Marriage. Consonant with the prescriptive kinship terminology, the ideal Macuna marriage takes the form of a sister exchange between bilateral cross cousins. Most marriages today involve actual, genealogical cross cousins. Owing to the close genealogical ties between the families involved, the immediate exchange aspect of the marriage is not stressed. The guiding principle in the Macuna marriage system is the continuation of established marriage alliances over generations. No marriage ceremony is performed; marriages are negotiated between senior men of the families involved. Today most marriages are local. Bride-capture was common in the past. Polygyny is considered a prestigious form of marriage but is not common in actual practice. Virilocal postmarital residence is the norm. Traditionally, divorce in established marriages was extremely rare or even legally nonexistent. Annulment, implying the dissolution of a marriage before it is fully completed, is increasingly common.

Domestic Unit. The nuclear family traditionally formed part of the larger residence unit inhabiting a single maloca. The nuclear family was the basic domestic unit, although certain productive activities (like clearing forest) involved the cooperation of the entire residence group. At least one meal daily was consumed jointly by the residence group, and most fish and game were shared among the families of the maloca. Today each nuclear family tends to form an independent domestic group, inhabiting a separate house. Food sharing and cooperation are consequently reduced.

Inheritance. There is little property to be inherited. Land is not individually owned, and most traditional artifacts—household goods, tools, and weapons as well as the house itself—do not enter a formalized system of inheritance. Only the ritual wealth—the sacred feather headdress and other ceremonial paraphernalia—seems to be formally inherited, ideally from father to eldest son.
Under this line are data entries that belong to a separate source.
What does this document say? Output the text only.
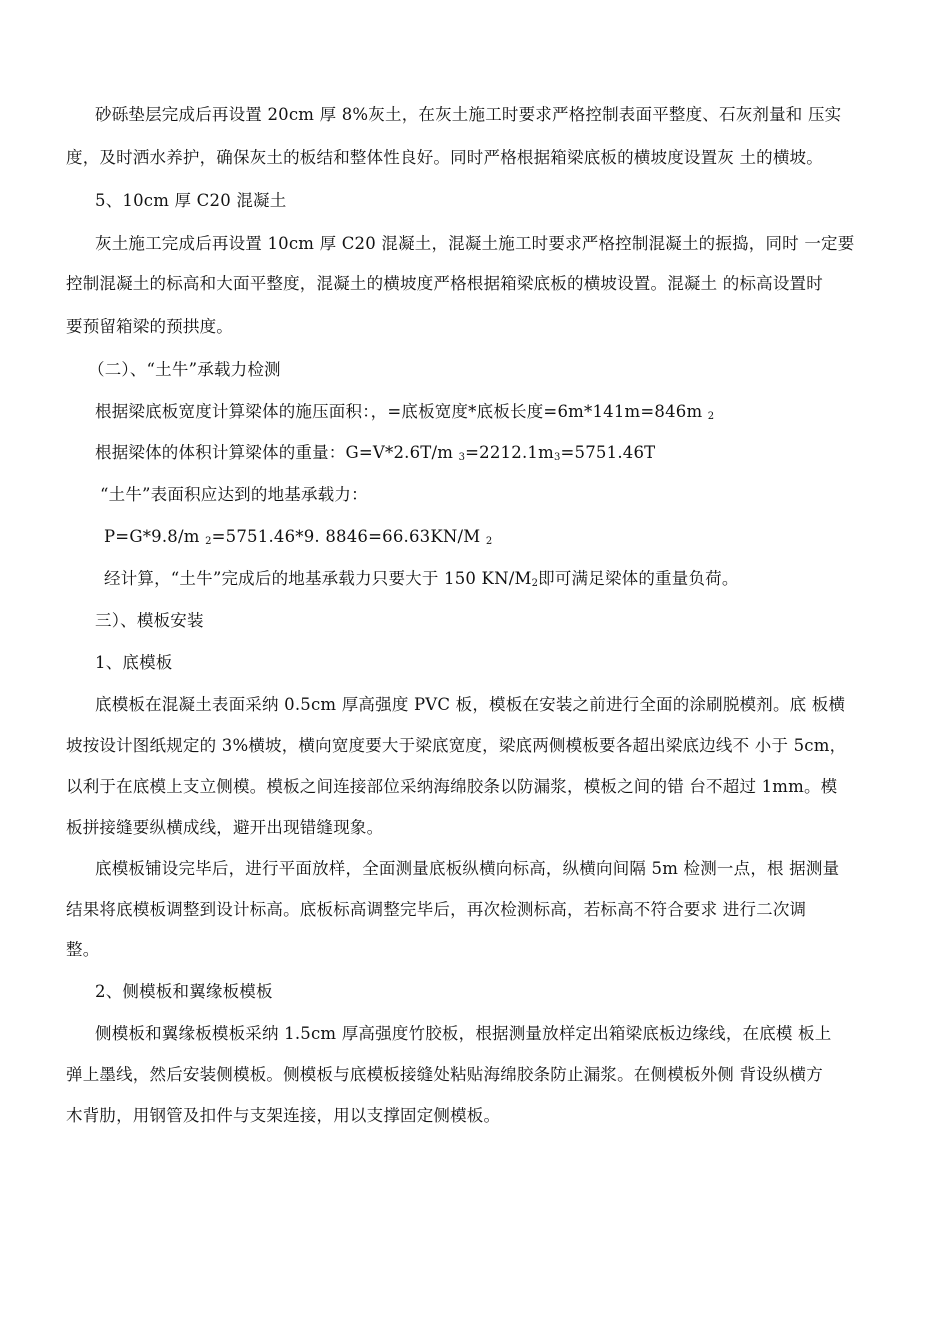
砂砾垫层完成后再设置 20cm 厚 8%灰土，在灰土施工时要求严格控制表面平整度、石灰剂量和 压实
度，及时洒水养护，确保灰土的板结和整体性良好。同时严格根据箱梁底板的横坡度设置灰 土的横坡。
5、10cm 厚 C20 混凝土
灰土施工完成后再设置 10cm 厚 C20 混凝土，混凝土施工时要求严格控制混凝土的振捣，同时 一定要
控制混凝土的标高和大面平整度，混凝土的横坡度严格根据箱梁底板的横坡设置。混凝土 的标高设置时
要预留箱梁的预拱度。
（二）、“土牛”承载力检测
根据梁底板宽度计算梁体的施压面积：，=底板宽度*底板长度=6m*141m=846m $_2$
根据梁体的体积计算梁体的重量：G=V*2.6T/m $_3=2212.1m_3=5751.46T$
“土牛”表面积应达到的地基承载力：
P=G*9.8/m $_2$=5751.46*9. 8846=66.63KN/M $_2$
经计算，“土牛”完成后的地基承载力只要大于 150 $KN/M_2$即可满足梁体的重量负荷。
三）、模板安装
1、底模板
底模板在混凝土表面采纳 0.5cm 厚高强度 PVC 板，模板在安装之前进行全面的涂刷脱模剂。底 板横
坡按设计图纸规定的 3%横坡，横向宽度要大于梁底宽度，梁底两侧模板要各超出梁底边线不 小于 5cm，
以利于在底模上支立侧模。模板之间连接部位采纳海绵胶条以防漏浆，模板之间的错 台不超过 1mm。模
板拼接缝要纵横成线，避开出现错缝现象。
底模板铺设完毕后，进行平面放样，全面测量底板纵横向标高，纵横向间隔 5m 检测一点，根 据测量
结果将底模板调整到设计标高。底板标高调整完毕后，再次检测标高，若标高不符合要求 进行二次调
整。
2、侧模板和翼缘板模板
侧模板和翼缘板模板采纳 1.5cm 厚高强度竹胶板，根据测量放样定出箱梁底板边缘线，在底模 板上
弹上墨线，然后安装侧模板。侧模板与底模板接缝处粘贴海绵胶条防止漏浆。在侧模板外侧 背设纵横方
木背肋，用钢管及扣件与支架连接，用以支撑固定侧模板。
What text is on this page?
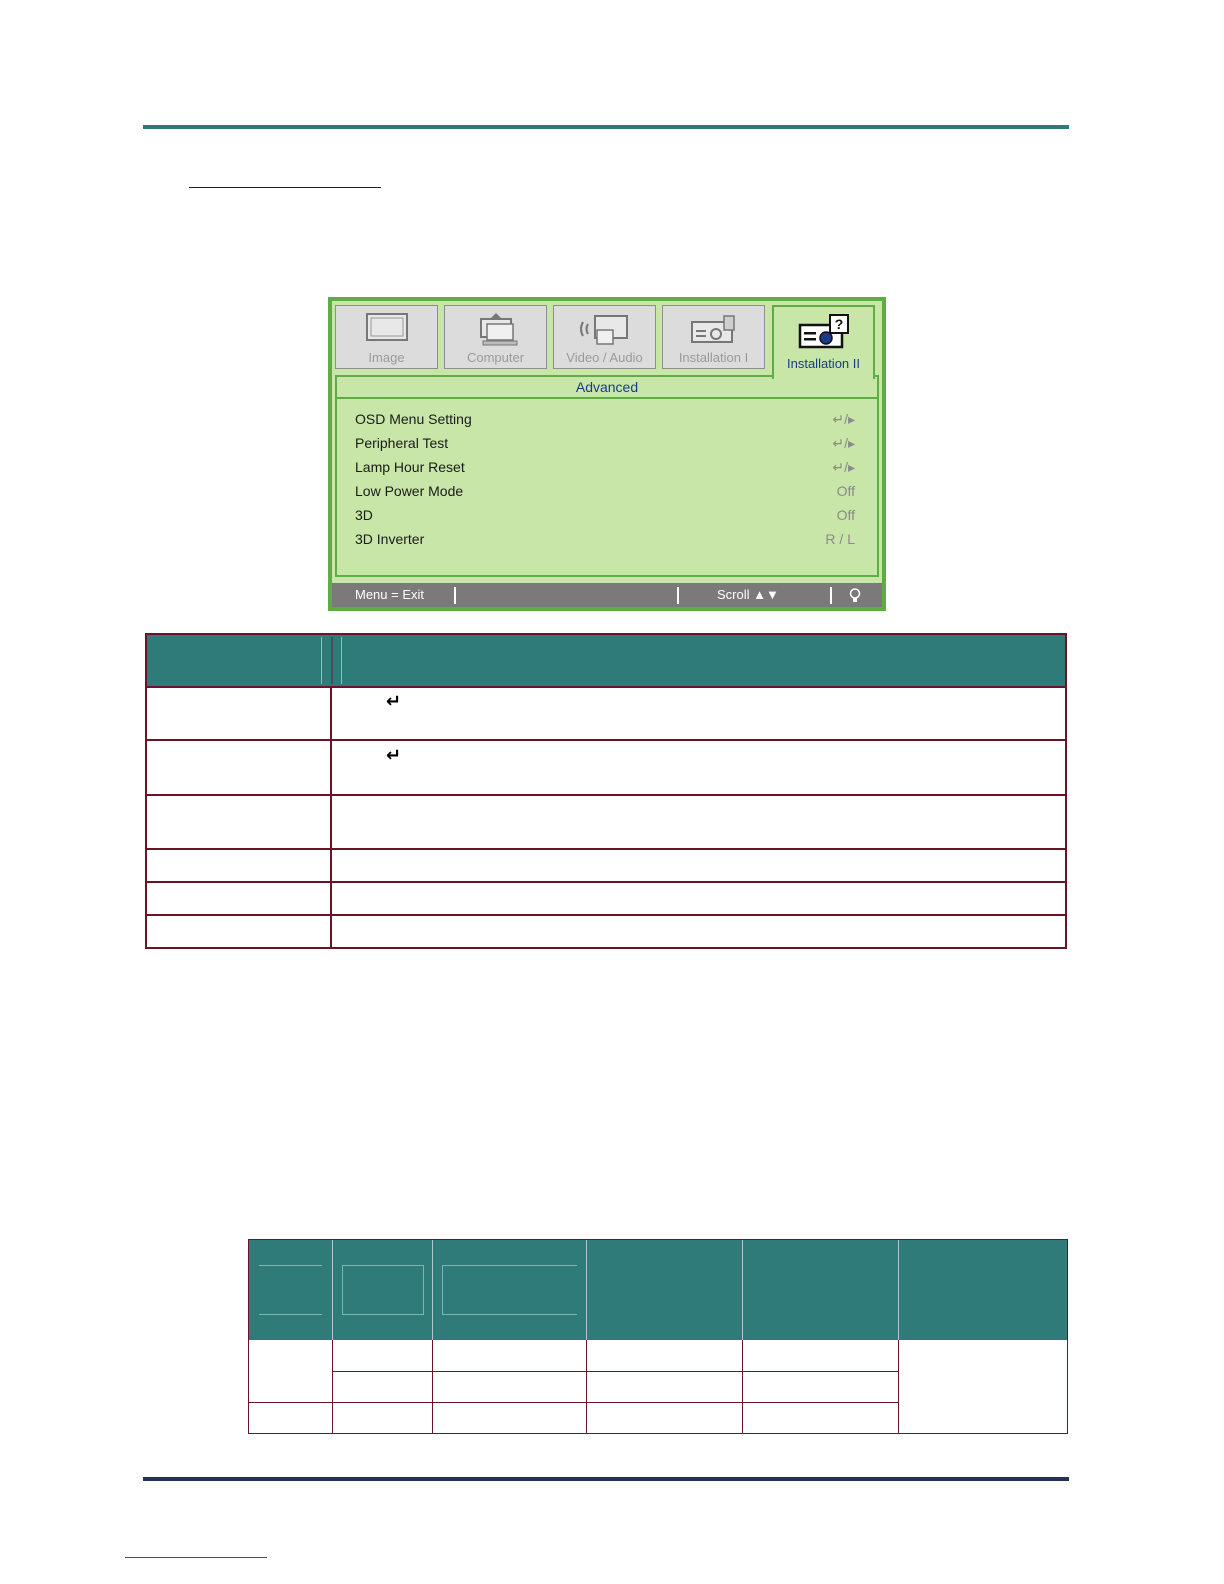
Image	Computer	Video / Audio	Installation I
?
Installation II
Advanced
OSD Menu Setting	↵/▸
Peripheral Test	↵/▸
Lamp Hour Reset	↵/▸
Low Power Mode	Off
3D	Off
3D Inverter	R / L
Menu = Exit	Scroll ▲▼
↵
↵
Socialization. Children are raised permissively. Young children are taken care of by the mother and elder siblings. By the age of 10, the children already know the rudiments of their distinct sex roles; girls accompany their mothers and elder sisters during garden work and domestic chores, whereas boys accompany their fathers and elder brothers on hunting and fishing trips. Today there are government-sponsored primary schools in most villages, attended by most Macuna children. Formal schooling was introduced into the Macuna territory in the late 1970s.